01 mars 2008
Spectre de couleurs
Le spectre de couleurs
Dans la flaque irisée,
Toi, mon amour, qui pleure
Sur la flamme épuisée ;
Dans la nuit de la ville
Et ses enseignes bleues,
Les feux rouges défilent,
Trop loin des temps heureux ;
Sur ta joue, une larme,
Mille reflets d’argent,
Les mots comme des armes,
La tristesse des gens ;
Ce soir, il pleut un peu,
Les passants qu’on croise
Veulent rentrer chez eux ;
On dirait qu’ils nous toisent...
On voudrait se noyer
Dans ces rues dévoyées,
Aux spectres de couleurs
Des flaques irisées…
Texte écrit pour les Impromptus littéraires...
20 février 2008
Quand on est dans son bain
Suite à la disparition d'Henri Salvador et pour les Impromptus littéraires :
Ah ! C’qu’on est bien quand on est dans son bain !
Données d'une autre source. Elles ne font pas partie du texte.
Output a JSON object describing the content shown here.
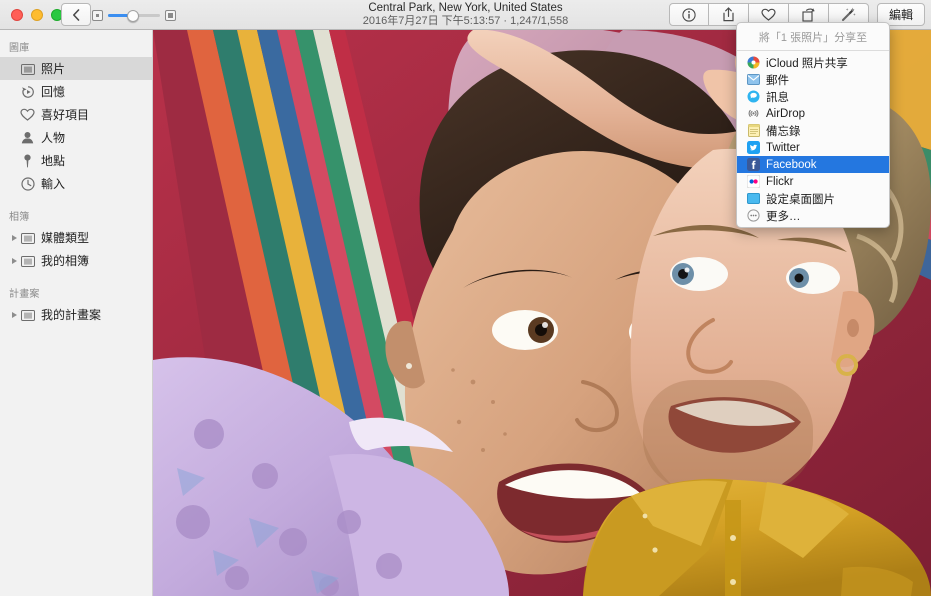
{
  "window": {
    "traffic_lights": [
      "close",
      "minimize",
      "zoom"
    ],
    "title": "Central Park, New York, United States",
    "subtitle": "2016年7月27日 下午5:13:57 · 1,247/1,558"
  },
  "toolbar": {
    "back_label": "‹",
    "zoom_small_icon": "small-thumbnail-icon",
    "zoom_large_icon": "large-thumbnail-icon",
    "zoom_value": 48,
    "buttons": [
      {
        "name": "info-button",
        "icon": "info-icon"
      },
      {
        "name": "share-button",
        "icon": "share-icon"
      },
      {
        "name": "favorite-button",
        "icon": "heart-icon"
      },
      {
        "name": "rotate-button",
        "icon": "rotate-icon"
      },
      {
        "name": "enhance-button",
        "icon": "magic-wand-icon"
      }
    ],
    "edit_label": "編輯"
  },
  "sidebar": {
    "sections": [
      {
        "header": "圖庫",
        "items": [
          {
            "label": "照片",
            "icon": "photos-icon",
            "selected": true,
            "disclosure": false
          },
          {
            "label": "回憶",
            "icon": "memories-icon",
            "selected": false,
            "disclosure": false
          },
          {
            "label": "喜好項目",
            "icon": "heart-icon",
            "selected": false,
            "disclosure": false
          },
          {
            "label": "人物",
            "icon": "people-icon",
            "selected": false,
            "disclosure": false
          },
          {
            "label": "地點",
            "icon": "places-pin-icon",
            "selected": false,
            "disclosure": false
          },
          {
            "label": "輸入",
            "icon": "imports-clock-icon",
            "selected": false,
            "disclosure": false
          }
        ]
      },
      {
        "header": "相簿",
        "items": [
          {
            "label": "媒體類型",
            "icon": "album-icon",
            "selected": false,
            "disclosure": true
          },
          {
            "label": "我的相簿",
            "icon": "album-icon",
            "selected": false,
            "disclosure": true
          }
        ]
      },
      {
        "header": "計畫案",
        "items": [
          {
            "label": "我的計畫案",
            "icon": "album-icon",
            "selected": false,
            "disclosure": true
          }
        ]
      }
    ]
  },
  "share_popover": {
    "title": "將「1 張照片」分享至",
    "selected": "Facebook",
    "items": [
      {
        "label": "iCloud 照片共享",
        "icon": "icloud-sharing-icon",
        "selected": false
      },
      {
        "label": "郵件",
        "icon": "mail-icon",
        "selected": false
      },
      {
        "label": "訊息",
        "icon": "messages-icon",
        "selected": false
      },
      {
        "label": "AirDrop",
        "icon": "airdrop-icon",
        "selected": false
      },
      {
        "label": "備忘錄",
        "icon": "notes-icon",
        "selected": false
      },
      {
        "label": "Twitter",
        "icon": "twitter-icon",
        "selected": false
      },
      {
        "label": "Facebook",
        "icon": "facebook-icon",
        "selected": true
      },
      {
        "label": "Flickr",
        "icon": "flickr-icon",
        "selected": false
      },
      {
        "label": "設定桌面圖片",
        "icon": "desktop-picture-icon",
        "selected": false
      },
      {
        "label": "更多…",
        "icon": "more-icon",
        "selected": false
      }
    ]
  },
  "photo": {
    "description": "兩人躺在彩色條紋毯子上微笑的照片",
    "colors": {
      "lavender_top": "#c9b3e0",
      "mustard_shirt": "#d8a422",
      "pink_hair": "#c69ab0",
      "blanket_stripes": "#c0304a",
      "skin": "#d9a583"
    }
  },
  "accent_color": "#2477e0"
}
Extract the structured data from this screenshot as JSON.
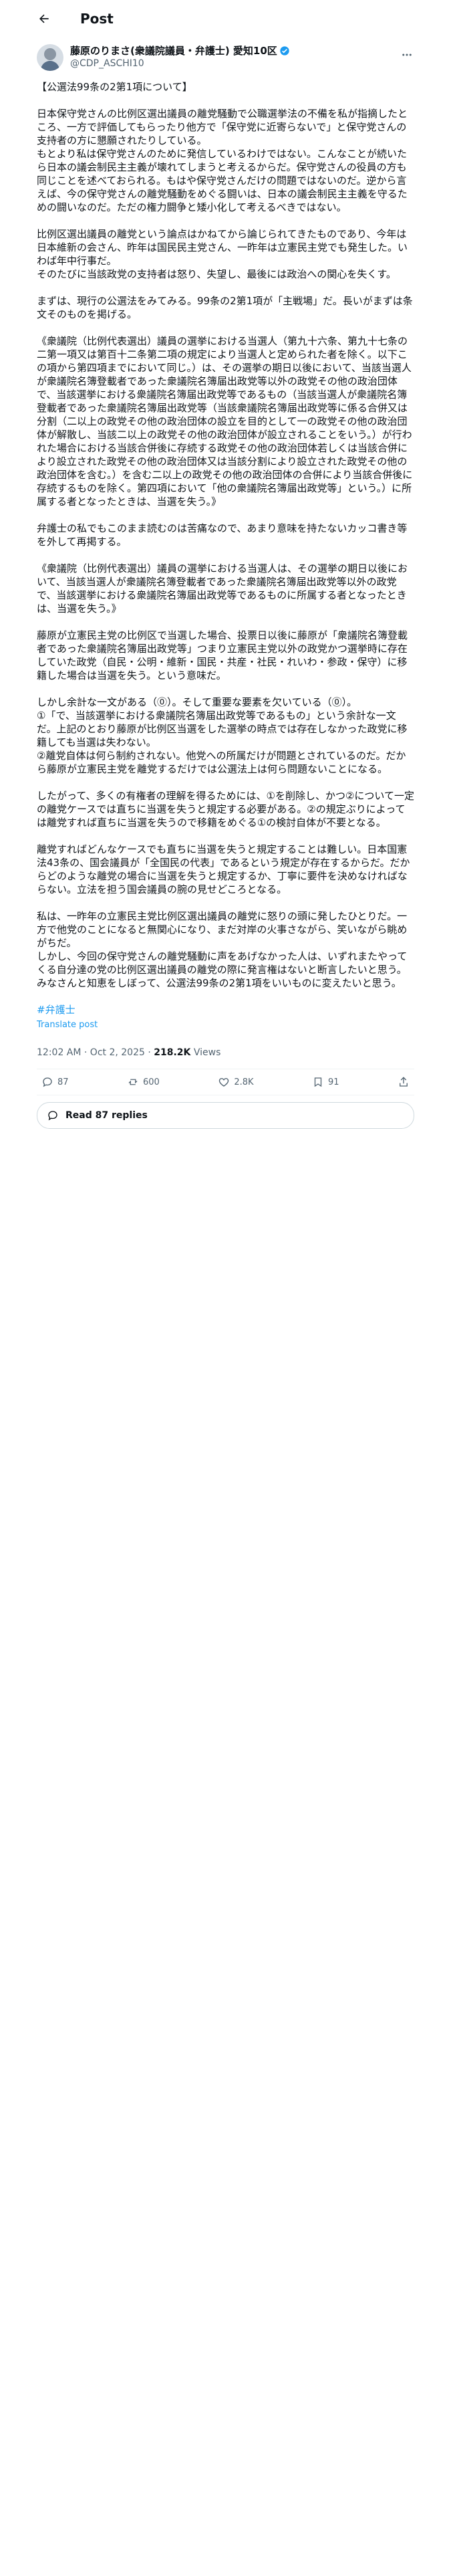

On fait des grosses bulles, on joue au sous-marin,
Le problème, c’est qu’aujourd’hui,
Au bout de deux minutes et demi,
On se met à gamberger,
Sur toute cette eau gaspillée,
Cette précieuse eau potable
Dont, en dépit de toutes les fables,
L’humanité risque de manquer,
Ca, on le sait,
Même si, avec la couche d’ozone trouée,
On veut pas se l’avouer,
A plus ou moins brève échéance,
Les Tchernobyl en puissance,
Entre sacro-sainte croissance,
Et toute puissance,
Les sous marins nucléaires,
La mauvaise qualité de l’air,
Alors que la planète est en danger,
Avec nos comportements d’enfants gâtés,
Notre confort de privilégiés,
Et notre consommation vénérée…
Ah ! C’qu’on est bien quand on est dans son bain !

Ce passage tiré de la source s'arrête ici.